Assume we need to design an amplifier with the following specification.
- Load capacitance \(C_L\).
- Gain-bandwidth product \(f_u\).
Choose The Topology
Assume we choose the simple 5 transistor amplifier as the topology. Also we commonly use PMOS as the input differential pair because in many technologies:
- With same \(g_m\) and \(I_d\), PMOS will have larges size, thus smaller offset.
- N-well is more clean than the substrate.
- PMOS have less flicker noise, because of the larger size and holes are far from surface or interface compared with electrons.

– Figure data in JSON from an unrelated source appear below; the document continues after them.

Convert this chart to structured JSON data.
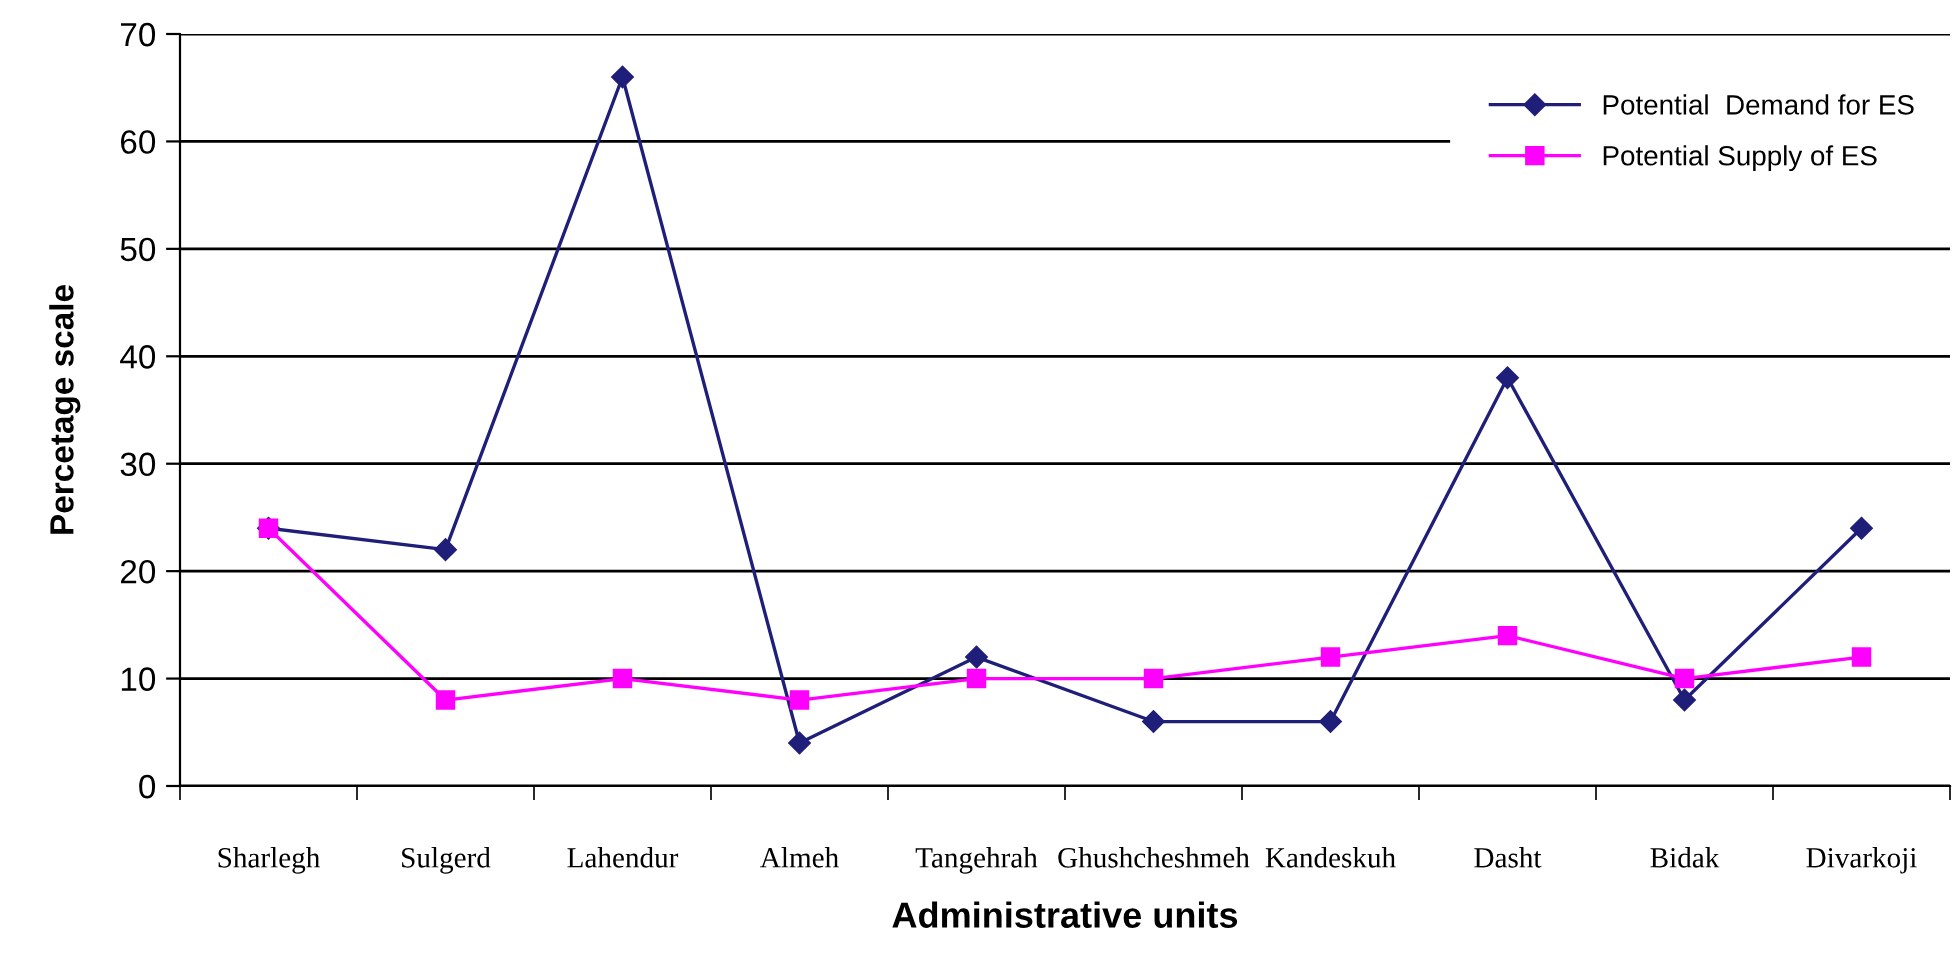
{
  "chart_data": {
    "type": "line",
    "xlabel": "Administrative units",
    "ylabel": "Percetage scale",
    "categories": [
      "Sharlegh",
      "Sulgerd",
      "Lahendur",
      "Almeh",
      "Tangehrah",
      "Ghushcheshmeh",
      "Kandeskuh",
      "Dasht",
      "Bidak",
      "Divarkoji"
    ],
    "series": [
      {
        "name": "Potential  Demand for ES",
        "color": "#1f1f7a",
        "marker": "diamond",
        "values": [
          24,
          22,
          66,
          4,
          12,
          6,
          6,
          38,
          8,
          24
        ]
      },
      {
        "name": "Potential Supply of ES",
        "color": "#ff00ff",
        "marker": "square",
        "values": [
          24,
          8,
          10,
          8,
          10,
          10,
          12,
          14,
          10,
          12
        ]
      }
    ],
    "ylim": [
      0,
      70
    ],
    "yticks": [
      0,
      10,
      20,
      30,
      40,
      50,
      60,
      70
    ],
    "grid": "y",
    "legend": "top right",
    "line_style": "solid"
  }
}
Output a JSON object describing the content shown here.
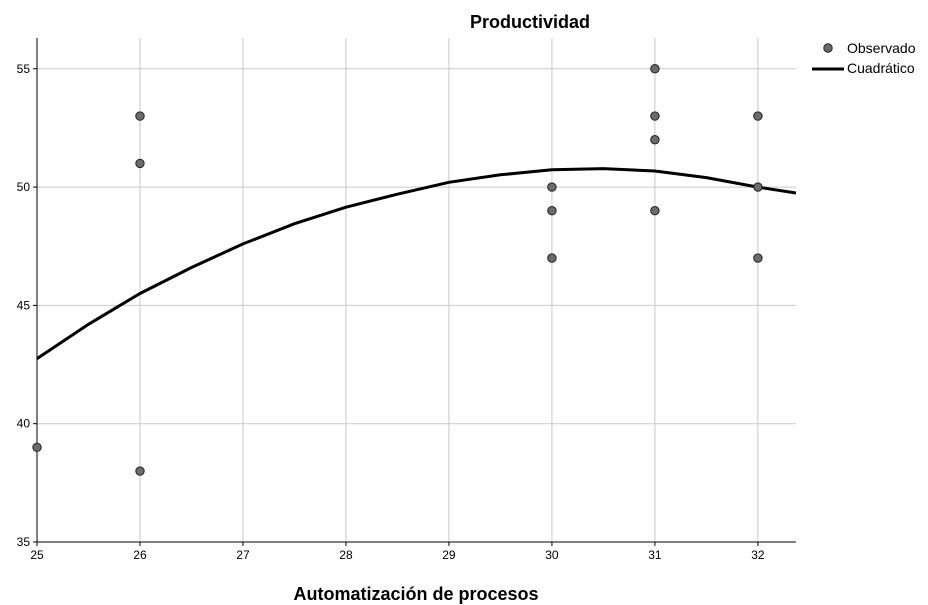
{
  "chart_data": {
    "type": "scatter",
    "title": "Productividad",
    "xlabel": "Automatización de procesos",
    "ylabel": "",
    "xlim": [
      25,
      32.37
    ],
    "ylim": [
      35,
      56.3
    ],
    "xticks": [
      "25",
      "26",
      "27",
      "28",
      "29",
      "30",
      "31",
      "32"
    ],
    "yticks": [
      "35",
      "40",
      "45",
      "50",
      "55"
    ],
    "grid": true,
    "legend_position": "top-right",
    "series": [
      {
        "name": "Observado",
        "kind": "scatter",
        "color": "#6b6b6b",
        "points": [
          [
            25,
            39
          ],
          [
            26,
            53
          ],
          [
            26,
            51
          ],
          [
            26,
            38
          ],
          [
            30,
            50
          ],
          [
            30,
            49
          ],
          [
            30,
            47
          ],
          [
            31,
            55
          ],
          [
            31,
            53
          ],
          [
            31,
            52
          ],
          [
            31,
            49
          ],
          [
            32,
            53
          ],
          [
            32,
            50
          ],
          [
            32,
            47
          ]
        ]
      },
      {
        "name": "Cuadrático",
        "kind": "line",
        "color": "#000000",
        "x": [
          25,
          25.5,
          26,
          26.5,
          27,
          27.5,
          28,
          28.5,
          29,
          29.5,
          30,
          30.5,
          31,
          31.5,
          32,
          32.37
        ],
        "y": [
          42.75,
          44.2,
          45.5,
          46.6,
          47.6,
          48.45,
          49.15,
          49.7,
          50.2,
          50.52,
          50.73,
          50.78,
          50.68,
          50.4,
          50.0,
          49.75
        ]
      }
    ]
  }
}
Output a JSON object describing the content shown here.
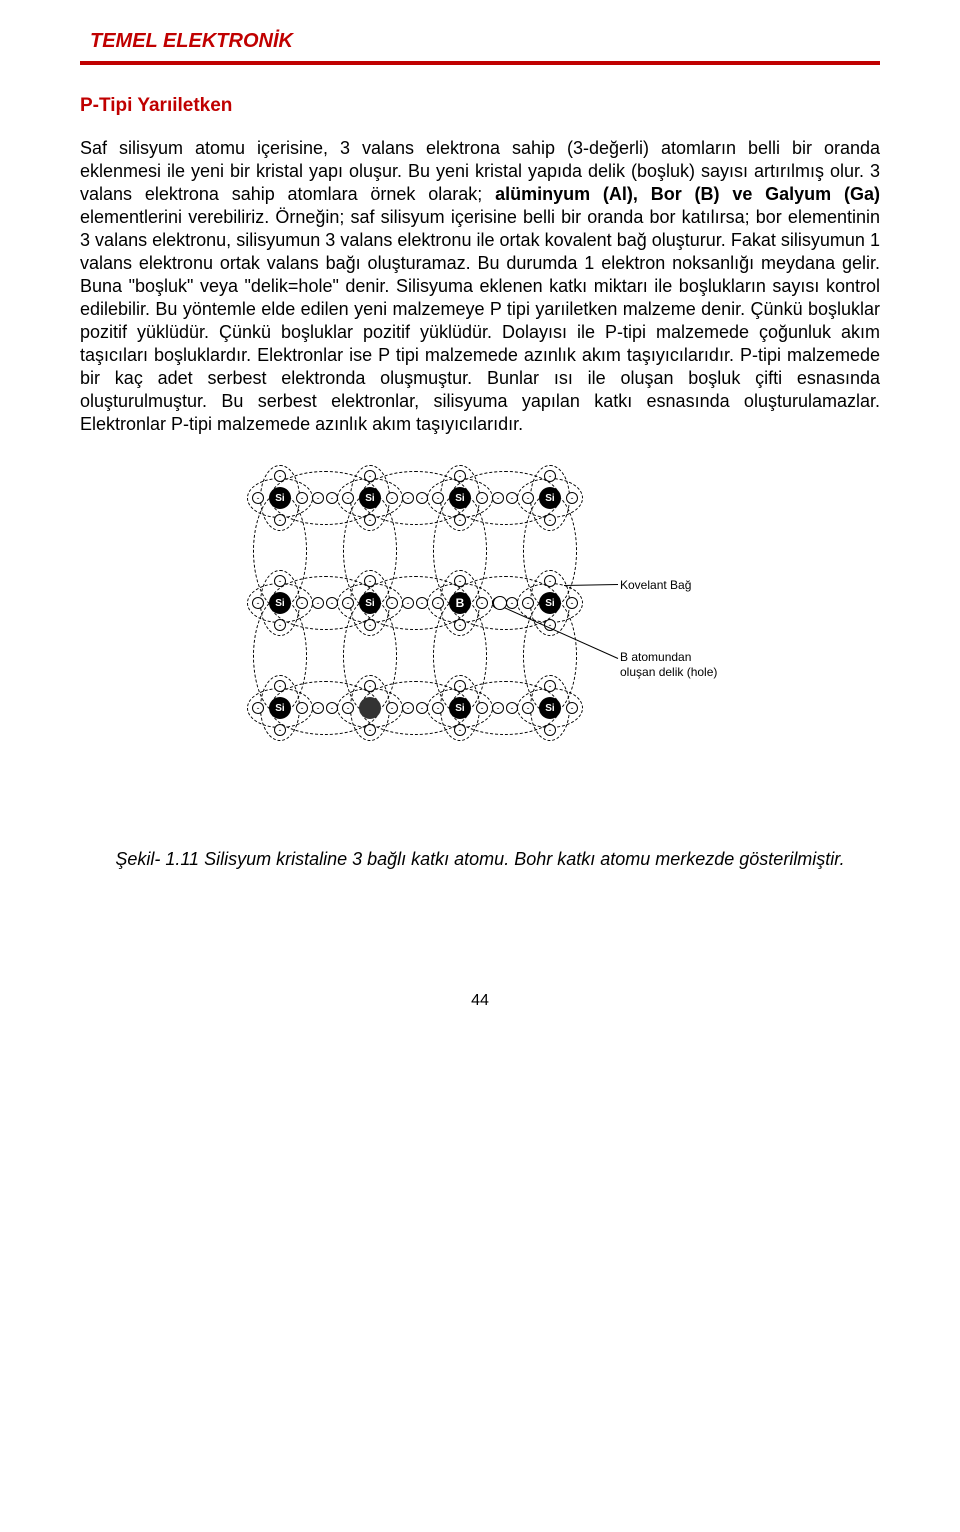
{
  "header": {
    "title": "TEMEL ELEKTRONİK"
  },
  "section": {
    "title": "P-Tipi Yarıiletken"
  },
  "paragraph": {
    "p1a": "Saf silisyum atomu içerisine, 3 valans elektrona sahip (3-değerli) atomların belli bir oranda eklenmesi ile yeni bir kristal yapı oluşur. Bu yeni kristal yapıda delik (boşluk) sayısı artırılmış olur. 3 valans elektrona sahip atomlara örnek olarak; ",
    "p1b": "alüminyum (Al), Bor (B) ve Galyum (Ga)",
    "p1c": " elementlerini verebiliriz. Örneğin; saf silisyum içerisine belli bir oranda bor katılırsa; bor elementinin 3 valans elektronu, silisyumun 3 valans elektronu ile ortak kovalent bağ oluşturur. Fakat silisyumun 1 valans elektronu ortak valans bağı oluşturamaz. Bu durumda 1 elektron noksanlığı meydana gelir. Buna \"boşluk\" veya \"delik=hole\" denir.",
    "p2": "Silisyuma eklenen katkı miktarı ile boşlukların sayısı kontrol edilebilir. Bu yöntemle elde edilen yeni malzemeye P tipi yarıiletken malzeme denir. Çünkü boşluklar pozitif yüklüdür. Çünkü boşluklar pozitif yüklüdür. Dolayısı ile P-tipi malzemede çoğunluk akım taşıcıları boşluklardır. Elektronlar ise P tipi malzemede azınlık akım taşıyıcılarıdır. P-tipi malzemede bir kaç adet serbest elektronda oluşmuştur. Bunlar ısı ile oluşan boşluk çifti esnasında oluşturulmuştur. Bu serbest elektronlar, silisyuma yapılan katkı esnasında oluşturulamazlar. Elektronlar P-tipi malzemede azınlık akım taşıyıcılarıdır."
  },
  "diagram": {
    "atom_label_si": "Si",
    "atom_label_b": "B",
    "electron_glyph": "-",
    "annotation_bond": "Kovelant Bağ",
    "annotation_hole_line1": "B atomundan",
    "annotation_hole_line2": "oluşan delik (hole)",
    "grid": {
      "cols": [
        60,
        150,
        240,
        330
      ],
      "rows": [
        40,
        145,
        250
      ],
      "spacing": 90,
      "orbit_w": 66,
      "orbit_h": 40
    },
    "colors": {
      "stroke": "#000000",
      "atom_fill": "#000000",
      "boron_fill": "#000000",
      "bg": "#ffffff"
    }
  },
  "caption": {
    "text": "Şekil- 1.11 Silisyum kristaline 3 bağlı katkı atomu. Bohr katkı atomu merkezde gösterilmiştir."
  },
  "page_number": "44"
}
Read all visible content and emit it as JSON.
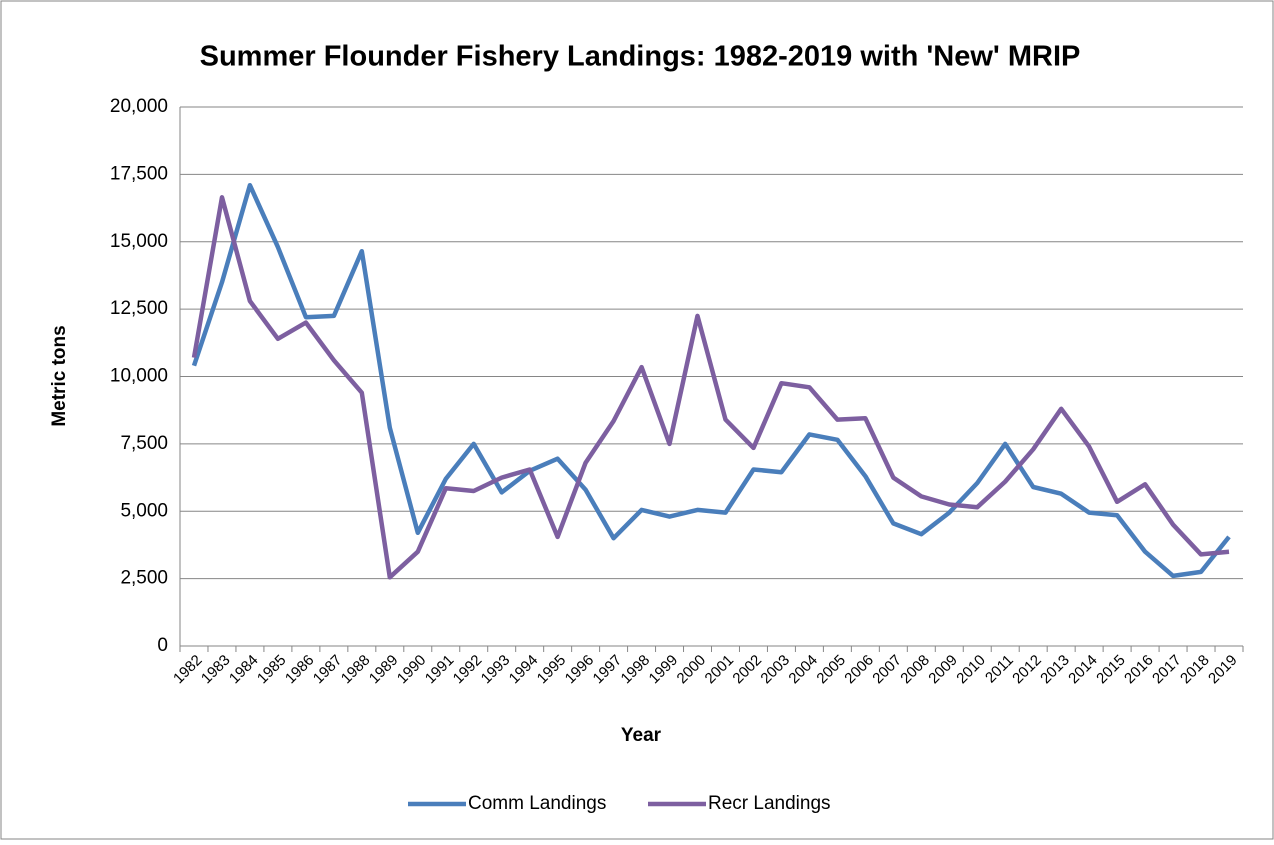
{
  "chart_data": {
    "type": "line",
    "title": "Summer Flounder Fishery Landings: 1982-2019 with 'New' MRIP",
    "x_label": "Year",
    "y_label": "Metric tons",
    "categories": [
      "1982",
      "1983",
      "1984",
      "1985",
      "1986",
      "1987",
      "1988",
      "1989",
      "1990",
      "1991",
      "1992",
      "1993",
      "1994",
      "1995",
      "1996",
      "1997",
      "1998",
      "1999",
      "2000",
      "2001",
      "2002",
      "2003",
      "2004",
      "2005",
      "2006",
      "2007",
      "2008",
      "2009",
      "2010",
      "2011",
      "2012",
      "2013",
      "2014",
      "2015",
      "2016",
      "2017",
      "2018",
      "2019"
    ],
    "series": [
      {
        "name": "Comm Landings",
        "color": "#4a7ebb",
        "values": [
          10400,
          13500,
          17100,
          14800,
          12200,
          12250,
          14650,
          8100,
          4200,
          6200,
          7500,
          5700,
          6500,
          6950,
          5800,
          4000,
          5050,
          4800,
          5050,
          4950,
          6550,
          6450,
          7850,
          7650,
          6300,
          4550,
          4150,
          4950,
          6050,
          7500,
          5900,
          5650,
          4950,
          4850,
          3500,
          2600,
          2750,
          4050
        ]
      },
      {
        "name": "Recr Landings",
        "color": "#7d5fa0",
        "values": [
          10700,
          16650,
          12800,
          11400,
          12000,
          10600,
          9400,
          2550,
          3500,
          5850,
          5750,
          6250,
          6550,
          4050,
          6800,
          8350,
          10350,
          7500,
          12250,
          8400,
          7350,
          9750,
          9600,
          8400,
          8450,
          6250,
          5550,
          5250,
          5150,
          6100,
          7300,
          8800,
          7400,
          5350,
          6000,
          4500,
          3400,
          3500
        ]
      }
    ],
    "ylim": [
      0,
      20000
    ],
    "yticks": [
      0,
      {
        "value": 2500,
        "label": "2,500"
      },
      {
        "value": 5000,
        "label": "5,000"
      },
      {
        "value": 7500,
        "label": "7,500"
      },
      {
        "value": 10000,
        "label": "10,000"
      },
      {
        "value": 12500,
        "label": "12,500"
      },
      {
        "value": 15000,
        "label": "15,000"
      },
      {
        "value": 17500,
        "label": "17,500"
      },
      {
        "value": 20000,
        "label": "20,000"
      }
    ],
    "grid": true,
    "legend": "bottom"
  }
}
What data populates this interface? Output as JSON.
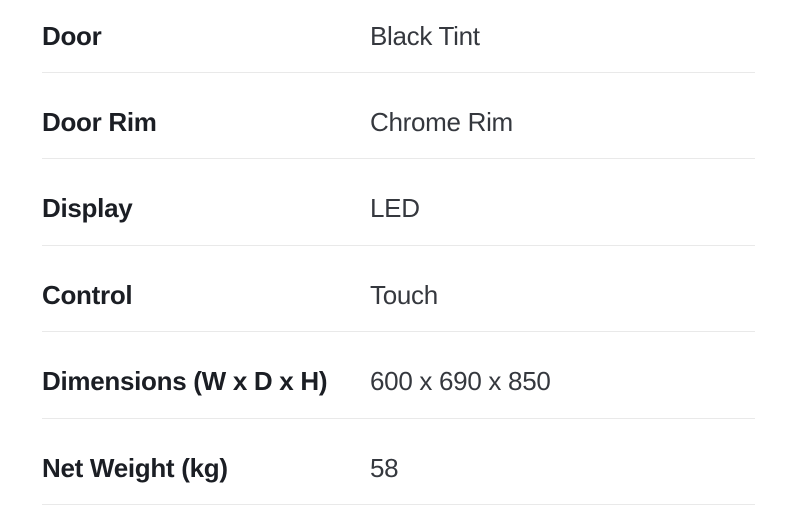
{
  "colors": {
    "background": "#ffffff",
    "label_text": "#1b1e24",
    "value_text": "#35383e",
    "divider": "#e9e9e9"
  },
  "spec_table": {
    "rows": [
      {
        "label": "Door",
        "value": "Black Tint"
      },
      {
        "label": "Door Rim",
        "value": "Chrome Rim"
      },
      {
        "label": "Display",
        "value": "LED"
      },
      {
        "label": "Control",
        "value": "Touch"
      },
      {
        "label": "Dimensions (W x D x H)",
        "value": "600 x 690 x 850"
      },
      {
        "label": "Net Weight (kg)",
        "value": "58"
      }
    ]
  }
}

Choose The \(g_m/I_d\) Ratio For Each Transistor
If the focus is low noise (instead of small input capacitance), we will use larger \(g_m/I_d\) (e.g., 25) for the input differential pair. Since with the same current, they give us larger \(g_m\), thus smaller input referred voltage noise \(4kT\gamma / g_m\).
For the current mirror, we will use smaller \(g_m/I_d\), to reduce the current noise \(4kT \gamma g_m\). However, if \(g_m/I_d\) is too small, the transistor will need a large overdrive voltage, then a small head room for the amplifier. As a example we may choose \(g_m/I_d=16\) for the current mirror transistors.
Choose The Channel Length For Each Transistor
The choice of channel length is a bit arbitrary. In general longer channel will give higher intrinsic gain (\(g_m/g_{ds}\)). Usually we simulate the PMOS and NMOS seperately, to find the relation between channel length and intrinsic gain. In many technologies, intrinsic gain will increase until a certain channel length. We may choose such channel length as the initial design, to have enough gain without having too much parasitics.
Find The \(I_d/W\) Ratio For Each Transistor
At the same time, simulate the \(\dfrac{I_D}{W}\) vs. \(\dfrac{g_m}{I_D}\) plot, for the later width determination. Since we have decided the \(g_m/I_d\) ratio for each transistor, the \(I_d/W\) value can be found through the plot.
Find The First \(g_m\)
For the 5 transistor amplifier, the \(g_{mp}\) of the input differential pair can be determined by
\[2\pi f_u = A_v \cdot \omega_p = g_{mp} R_o \cdot \dfrac{1}{R_o C_L} = \dfrac{g_{mp}}{C_L}\] \[g_{mp} = 2\pi f_u C_L\]Find All The Currents
We can use
\[I_{D} = \dfrac{g_{m}}{g_m/I_D}\]to determine the current for the input differential pair. Then all the currents can be determined by the topology.
Find All the Width
We can use
\[W = \dfrac{I_D}{I_D/W}\]to determine all the width of each transistor.